I legitimately have no idea how I became a serial monogamist. All I know is that I’m apparently going to have to start liking guys with beards.
My first kiss was with a dude in a Marilyn Manson t-shirt under the Seaside Heights, NJ boardwalk at age 14. It was romantic as hell and I regret none of it. It was also the most action I’d get for most of my teen years.
Instead of sneaking out to meet boys, I spent my Friday nights watching embarrassingly awful horror movies like "Vampires: Los Muertos," otherwise known as Bon Jovi’s foray into the vampire genre. (Seriously, do yourself a favor and Netflix that mess RIGHT NOW.)
I never quite grasped the concept of flirting, and would usually resort to being somewhat of a dick to any guy I had a vague amount of interest in. Basically, if I’m a huge jerk to you, I’m probably in love with you.

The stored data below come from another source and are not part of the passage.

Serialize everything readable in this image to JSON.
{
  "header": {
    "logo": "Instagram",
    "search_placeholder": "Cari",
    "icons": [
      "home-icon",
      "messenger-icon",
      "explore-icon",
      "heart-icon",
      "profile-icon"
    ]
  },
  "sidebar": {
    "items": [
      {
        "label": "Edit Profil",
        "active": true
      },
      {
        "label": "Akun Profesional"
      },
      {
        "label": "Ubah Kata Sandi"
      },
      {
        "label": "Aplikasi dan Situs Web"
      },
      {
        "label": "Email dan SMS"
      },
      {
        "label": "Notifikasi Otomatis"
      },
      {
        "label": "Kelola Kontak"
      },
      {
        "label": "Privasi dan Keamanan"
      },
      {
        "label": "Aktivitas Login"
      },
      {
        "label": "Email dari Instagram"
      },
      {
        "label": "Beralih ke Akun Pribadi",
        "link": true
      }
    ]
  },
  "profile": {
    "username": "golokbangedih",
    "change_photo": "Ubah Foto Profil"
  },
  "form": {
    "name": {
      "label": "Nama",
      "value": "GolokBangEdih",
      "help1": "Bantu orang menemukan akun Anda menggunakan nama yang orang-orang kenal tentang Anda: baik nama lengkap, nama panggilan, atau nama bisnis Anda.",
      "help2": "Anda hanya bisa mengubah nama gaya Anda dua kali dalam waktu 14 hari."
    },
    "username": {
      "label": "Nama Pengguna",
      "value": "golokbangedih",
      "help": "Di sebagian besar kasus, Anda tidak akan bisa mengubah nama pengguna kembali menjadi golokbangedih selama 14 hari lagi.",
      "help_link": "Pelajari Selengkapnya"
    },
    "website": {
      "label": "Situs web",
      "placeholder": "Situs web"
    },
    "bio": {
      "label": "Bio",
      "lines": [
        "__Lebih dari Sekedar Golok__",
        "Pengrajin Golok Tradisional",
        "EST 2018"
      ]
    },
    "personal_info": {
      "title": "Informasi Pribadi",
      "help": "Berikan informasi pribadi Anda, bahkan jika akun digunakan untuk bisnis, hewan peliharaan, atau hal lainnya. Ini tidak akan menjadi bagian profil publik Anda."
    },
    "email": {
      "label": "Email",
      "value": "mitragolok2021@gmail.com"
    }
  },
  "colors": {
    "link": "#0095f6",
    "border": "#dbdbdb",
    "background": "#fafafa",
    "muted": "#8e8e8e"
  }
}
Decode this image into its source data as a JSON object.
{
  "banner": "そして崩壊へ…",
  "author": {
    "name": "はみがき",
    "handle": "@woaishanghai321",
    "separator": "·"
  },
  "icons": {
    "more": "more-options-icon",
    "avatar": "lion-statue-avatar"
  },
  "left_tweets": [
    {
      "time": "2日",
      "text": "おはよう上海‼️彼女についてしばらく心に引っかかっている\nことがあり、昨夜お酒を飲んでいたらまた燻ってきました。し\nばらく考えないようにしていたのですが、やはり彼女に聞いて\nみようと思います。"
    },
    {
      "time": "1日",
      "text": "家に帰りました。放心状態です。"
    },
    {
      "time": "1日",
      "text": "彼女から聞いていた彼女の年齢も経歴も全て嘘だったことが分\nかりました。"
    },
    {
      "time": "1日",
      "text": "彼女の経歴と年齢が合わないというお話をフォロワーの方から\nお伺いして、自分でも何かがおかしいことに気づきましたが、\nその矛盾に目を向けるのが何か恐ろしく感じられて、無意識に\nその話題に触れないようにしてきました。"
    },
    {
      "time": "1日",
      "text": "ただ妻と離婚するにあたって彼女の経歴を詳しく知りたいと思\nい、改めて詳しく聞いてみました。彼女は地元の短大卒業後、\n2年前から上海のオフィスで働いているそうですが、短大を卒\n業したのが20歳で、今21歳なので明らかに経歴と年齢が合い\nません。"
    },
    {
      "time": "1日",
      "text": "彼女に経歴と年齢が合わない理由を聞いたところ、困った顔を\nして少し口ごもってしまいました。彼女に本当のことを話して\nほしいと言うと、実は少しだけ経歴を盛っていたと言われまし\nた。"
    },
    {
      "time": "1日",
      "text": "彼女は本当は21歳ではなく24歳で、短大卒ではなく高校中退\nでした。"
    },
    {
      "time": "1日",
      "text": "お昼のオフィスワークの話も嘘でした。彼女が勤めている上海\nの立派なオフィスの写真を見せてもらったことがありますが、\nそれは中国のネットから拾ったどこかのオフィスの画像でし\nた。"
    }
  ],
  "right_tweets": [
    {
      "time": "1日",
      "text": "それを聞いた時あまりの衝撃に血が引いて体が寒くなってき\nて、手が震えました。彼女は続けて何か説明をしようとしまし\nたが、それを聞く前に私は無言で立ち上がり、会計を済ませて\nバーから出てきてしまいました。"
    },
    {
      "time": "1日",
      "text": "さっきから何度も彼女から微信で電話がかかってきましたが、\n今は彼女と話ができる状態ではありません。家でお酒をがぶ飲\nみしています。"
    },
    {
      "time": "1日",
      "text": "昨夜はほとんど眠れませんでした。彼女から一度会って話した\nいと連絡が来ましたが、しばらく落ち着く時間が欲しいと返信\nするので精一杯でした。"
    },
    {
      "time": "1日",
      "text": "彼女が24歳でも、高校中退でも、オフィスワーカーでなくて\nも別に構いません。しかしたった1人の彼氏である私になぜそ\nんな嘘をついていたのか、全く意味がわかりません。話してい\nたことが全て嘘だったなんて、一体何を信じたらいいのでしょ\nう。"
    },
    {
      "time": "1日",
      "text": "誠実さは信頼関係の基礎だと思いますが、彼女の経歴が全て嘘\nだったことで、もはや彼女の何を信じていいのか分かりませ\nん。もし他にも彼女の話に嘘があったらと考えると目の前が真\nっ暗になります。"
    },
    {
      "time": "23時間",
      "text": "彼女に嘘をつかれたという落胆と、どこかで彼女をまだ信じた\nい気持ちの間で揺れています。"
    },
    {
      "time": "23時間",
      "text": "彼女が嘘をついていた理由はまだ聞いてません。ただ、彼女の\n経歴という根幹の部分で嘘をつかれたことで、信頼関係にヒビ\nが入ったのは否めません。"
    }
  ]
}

Just to lay it all out there, I’ll quote 21 year-old me in a journal I recently found: “Why can’t I just be nice and flirty like other girls? Don’t most girls inherently know how to do that?”
And yet, from age 20 through age 30, the longest I stayed single for was approximately two months.
I’m not gonna lie, the prospect of being single is completely terrifying to me. Being alone, on the other hand, is something I can handle. In fact, I’ve come to enjoy being alone. But to me, the term “single” reflects a lack of relationship, along with the search for a potential new one. I can deal with being alone, lonely even. But single? Ugh, that sounds like work.
I’d be lying if I said I wasn’t curious, even a tad hopeful at this single life I’ve heard so much about. It seems to involve large quantities of awkward encounters, which happen to be my specialty. But it also implies a lot of unspoken rules that I am totally clueless about.
I wanted to do a little “research” in the “field,” so I did what every other adult with ADHD seems to be doing these days and downloaded Tinder.
But instead of using Tinder to chat with hot dudes, I take screenshots of my favorite terrible photos for my collection. (I’m obviously going straight to hell.) Occasionally I message guys with "Arrested Development" quotes or to let them know I can kill a man in 11 seconds or just a bunch of dragon emojis. Not very many of them message me back.
I can’t even begin to imagine using a dating site for realsies.
I guess I just don’t GET dating. Is it like a job interview? Do I bring pepper spray? Can I show the dude my Tinder screenshot collection? Should I text him Ice Cube lyrics? While I get that the right dude will accept whatever weirdness I present, I genuinely don't know how to approach new people without immediately scaring them away.
And getting naked with a stranger? DUDE. NO. First of all, how can I verify that they’re up to date on all their shots? Like, can I ask for paperwork? How am I supposed to know otherwise that I won’t contract chlamydia or the clap or whatever? Have new STIs cropped up in the past decade that I’ve been blissfully unaware of? Because holy shit, that’s terrifying.
This, of course, is assuming I even get close enough to want to touch a stranger. I am horrendous at small talk and try to avoid it at all costs. I can’t even fathom sweet talking my way into some weirdo’s studio apartment.
Christopher Meloni is my spirit animal, so I’m guessing the dangerous quantities of "Law & Order: SVU" I watch have deeply affected my psyche. But how in god’s name am I supposed to go home with some stranger who, for all I know, might gut me and use my blood to reproduce various neoclassical paintings?
Let’s say I do wind up liking a guy. Is it OK to just be like, “Hi! I’ll probably make out with you because you have tattoos, but I don’t want to hear about your day, goals, kids, or whatever else in life matters to you. However, I would not mind seeing pictures of your dog.”
And what if I LIKE LIKE someone? Aren’t there weird rules surrounding that, like I need to seem interested but not TOO interested, then wait three days and if he doesn’t call, I’m supposed to burn a lock of his hair along with some sage and then flush it down the toilet? I really have no idea what the hell I’m doing here.
One thing I do know for sure -- if and when I’m ready to actively date -- is that I’m going to have to accept The Beard. Ten years ago, no one under the age of 40 had one. These days, Gandalf-length facial hair no longer ironic, it’s both trendy and widely accepted. I have sensitive skin, guys. How am I supposed to deal with the inevitable chafe?
I think it’s pretty obvious that I’m nowhere near ready, or even vaguely willing, to enter the dating game. I probably shouldn’t even be trusted to care for my totally autonomous cats at this point.
So tell me xoJaners, is dating in the year 2014 as bizarre as the ID Channel makes it out to be? Is anyone else as overly paranoid as I am? Have you ever actually asked a dude to submit his health records to you? Please quell my fears. Or just exacerbate them, whatever.